As before, we observe higher levels of electoral democracy overall than participatory or liberal democracy. The cross-sectional data reveals, however, the heterogeneity in these levels. They also demonstrate the substantial regional variation in these indices.

Part 3: Graphics (45 points)

Scatterplot grid by year using `ggplot2` (5 points)

g <- ggplot(vdem_un, aes(x=v2x_libdem, y=v2x_partipdem)) +
      geom_point() +
      geom_smooth(method="lm") +
      facet_wrap( ~ year)
g

## Warning: Removed 49 rows containing non-finite values (stat_smooth).

## Warning: Removed 49 rows containing missing values (geom_point).

Scatterplot grid by country using `ggplot2` (5 points)
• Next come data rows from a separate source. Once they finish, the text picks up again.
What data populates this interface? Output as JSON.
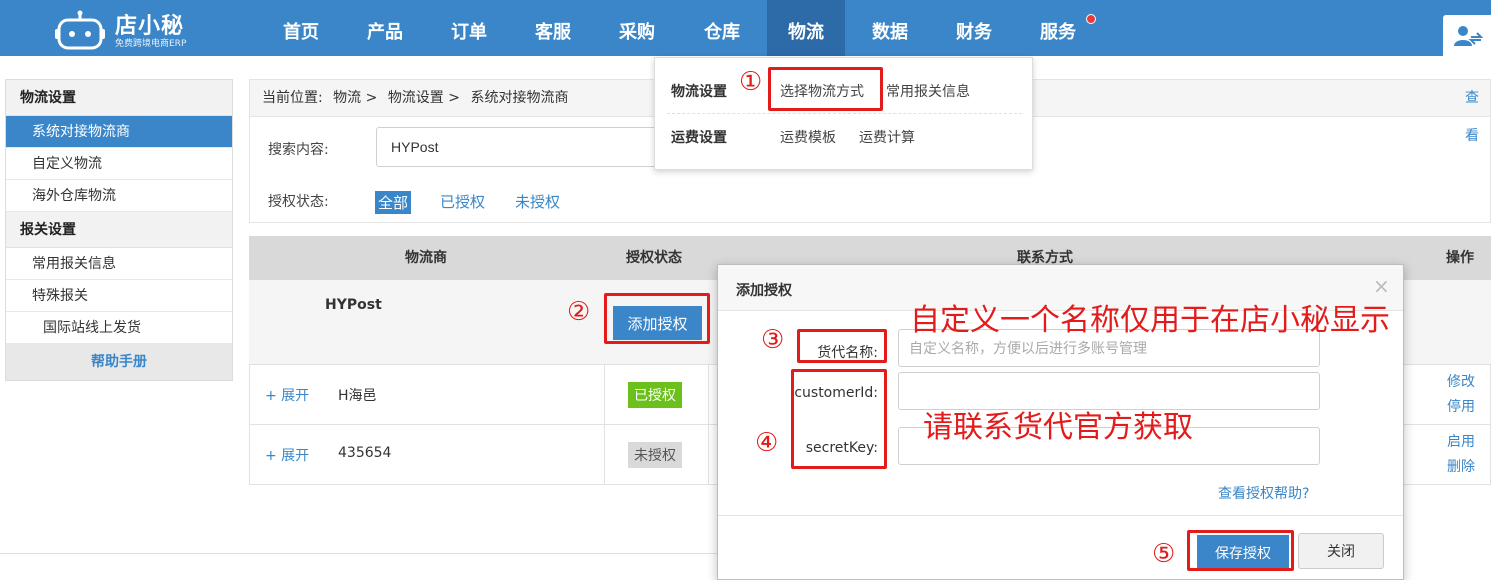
{
  "brand": {
    "name": "店小秘",
    "subtitle": "免费跨境电商ERP"
  },
  "nav": {
    "items": [
      "首页",
      "产品",
      "订单",
      "客服",
      "采购",
      "仓库",
      "物流",
      "数据",
      "财务",
      "服务"
    ],
    "active": "物流"
  },
  "sidebar": {
    "sections": [
      {
        "title": "物流设置",
        "items": [
          "系统对接物流商",
          "自定义物流",
          "海外仓库物流"
        ]
      },
      {
        "title": "报关设置",
        "items": [
          "常用报关信息",
          "特殊报关",
          "国际站线上发货"
        ]
      }
    ],
    "help": "帮助手册"
  },
  "breadcrumb": {
    "label": "当前位置:",
    "items": [
      "物流 >",
      "物流设置 >",
      "系统对接物流商"
    ],
    "right_link": "查看"
  },
  "filter": {
    "search_label": "搜索内容:",
    "search_value": "HYPost",
    "auth_label": "授权状态:",
    "tags": [
      "全部",
      "已授权",
      "未授权"
    ]
  },
  "table": {
    "headers": [
      "物流商",
      "授权状态",
      "联系方式",
      "操作"
    ],
    "group_name": "HYPost",
    "add_button": "添加授权",
    "rows": [
      {
        "expand": "+ 展开",
        "name": "H海邑",
        "status": "已授权",
        "ops": [
          "修改",
          "停用"
        ]
      },
      {
        "expand": "+ 展开",
        "name": "435654",
        "status": "未授权",
        "ops": [
          "启用",
          "删除"
        ]
      }
    ]
  },
  "dropdown": {
    "groups": [
      {
        "title": "物流设置",
        "links": [
          "选择物流方式",
          "常用报关信息"
        ]
      },
      {
        "title": "运费设置",
        "links": [
          "运费模板",
          "运费计算"
        ]
      }
    ]
  },
  "modal": {
    "title": "添加授权",
    "close": "×",
    "fields": [
      {
        "label": "货代名称:",
        "placeholder": "自定义名称，方便以后进行多账号管理",
        "value": ""
      },
      {
        "label": "customerId:",
        "placeholder": "",
        "value": ""
      },
      {
        "label": "secretKey:",
        "placeholder": "",
        "value": ""
      }
    ],
    "help_link": "查看授权帮助?",
    "save_button": "保存授权",
    "close_button": "关闭"
  },
  "annotations": {
    "numbers": [
      "①",
      "②",
      "③",
      "④",
      "⑤"
    ],
    "note_name": "自定义一个名称仅用于在店小秘显示",
    "note_keys": "请联系货代官方获取",
    "color": "#e31b1b"
  },
  "colors": {
    "primary": "#3a86c8",
    "authorized": "#6cc01c",
    "unauthorized": "#d9d9d9"
  }
}
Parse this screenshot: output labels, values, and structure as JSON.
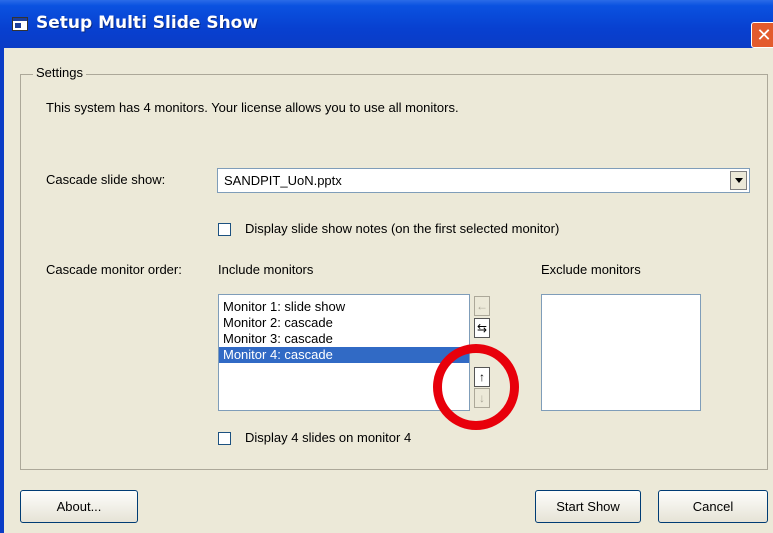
{
  "window": {
    "title": "Setup Multi Slide Show",
    "close_icon": "close-icon"
  },
  "settings": {
    "group_label": "Settings",
    "info_text": "This system has 4 monitors. Your license allows you to use all monitors.",
    "cascade_label": "Cascade slide show:",
    "cascade_value": "SANDPIT_UoN.pptx",
    "notes_checkbox_label": "Display slide show notes (on the first selected monitor)",
    "notes_checked": false,
    "order_label": "Cascade monitor order:",
    "include_label": "Include monitors",
    "exclude_label": "Exclude monitors",
    "include_items": [
      "Monitor 1: slide show",
      "Monitor 2: cascade",
      "Monitor 3: cascade",
      "Monitor 4: cascade"
    ],
    "selected_include_index": 3,
    "exclude_items": [],
    "display_slides_label": "Display 4 slides on monitor 4",
    "display_slides_checked": false
  },
  "buttons": {
    "about": "About...",
    "start": "Start Show",
    "cancel": "Cancel"
  },
  "annotation": {
    "color": "#e8000b",
    "shape": "circle"
  }
}
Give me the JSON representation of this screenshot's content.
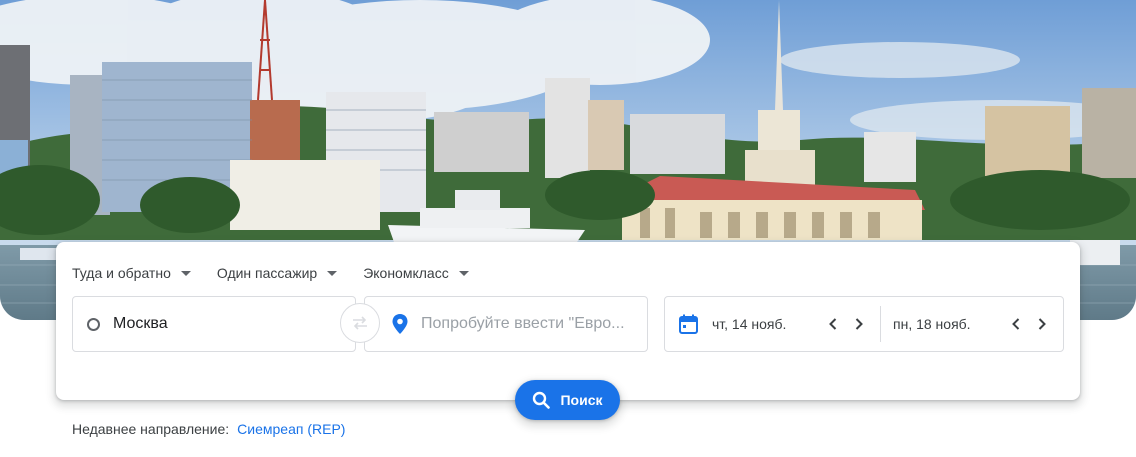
{
  "options": {
    "trip_type": "Туда и обратно",
    "passengers": "Один пассажир",
    "cabin_class": "Экономкласс"
  },
  "search": {
    "from_value": "Москва",
    "to_placeholder": "Попробуйте ввести \"Евро...",
    "depart_date": "чт, 14 нояб.",
    "return_date": "пн, 18 нояб.",
    "button_label": "Поиск"
  },
  "recent": {
    "label": "Недавнее направление:",
    "destination": "Сиемреап (REP)"
  },
  "colors": {
    "accent": "#1a73e8",
    "text": "#3c4043",
    "placeholder": "#9aa0a6",
    "border": "#dadce0"
  },
  "icons": [
    "chevron-down-icon",
    "origin-ring-icon",
    "swap-icon",
    "location-pin-icon",
    "calendar-icon",
    "chevron-left-icon",
    "chevron-right-icon",
    "search-icon"
  ]
}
g <- ggplot(vdem_un, aes(x=v2x_libdem, y=v2x_partipdem)) +
      geom_point() +
      geom_smooth(method="lm") +
      facet_wrap( ~ countryVDEM)
g

## Warning: Removed 49 rows containing non-finite values (stat_smooth).

## Warning: Removed 49 rows containing missing values (geom_point).

Time series line plot for 3 countries using `ggplot2` (5 points)

vdem_un_ts <- filter(vdem_un, country_text_id %in% c("USA", "ESP", "CHL"))
g <- ggplot(vdem_un_ts, aes(x=year, y=v2x_polyarchy, 
                            group=countryVDEM, color=countryVDEM)) + 
      geom_line() +
      ylab("Electoral Democracy index")
g

Time series line plot for 3 countries using `plotly` (5 points)

plot_ly(vdem_un_ts, x = ~year, y = ~v2x_polyarchy, color = ~countryVDEM, 
        type = "scatter", mode = "lines") %>%
      layout(yaxis = list(title="Electoral Democracy Index"))

## Warning in RColorBrewer::brewer.pal(N, "Set2"): n too large, allowed maximum for palette Set2 is 8
## Returning the palette you asked for with that many colors

Motion graph using `googleVis` (8 points)

M <- gvisMotionChart(vdem_un, "countryVDEM", "year", 
                     options=list(width=600, height=400))
print(M, "chart")

Interactive world map using `googleVis` (8 points)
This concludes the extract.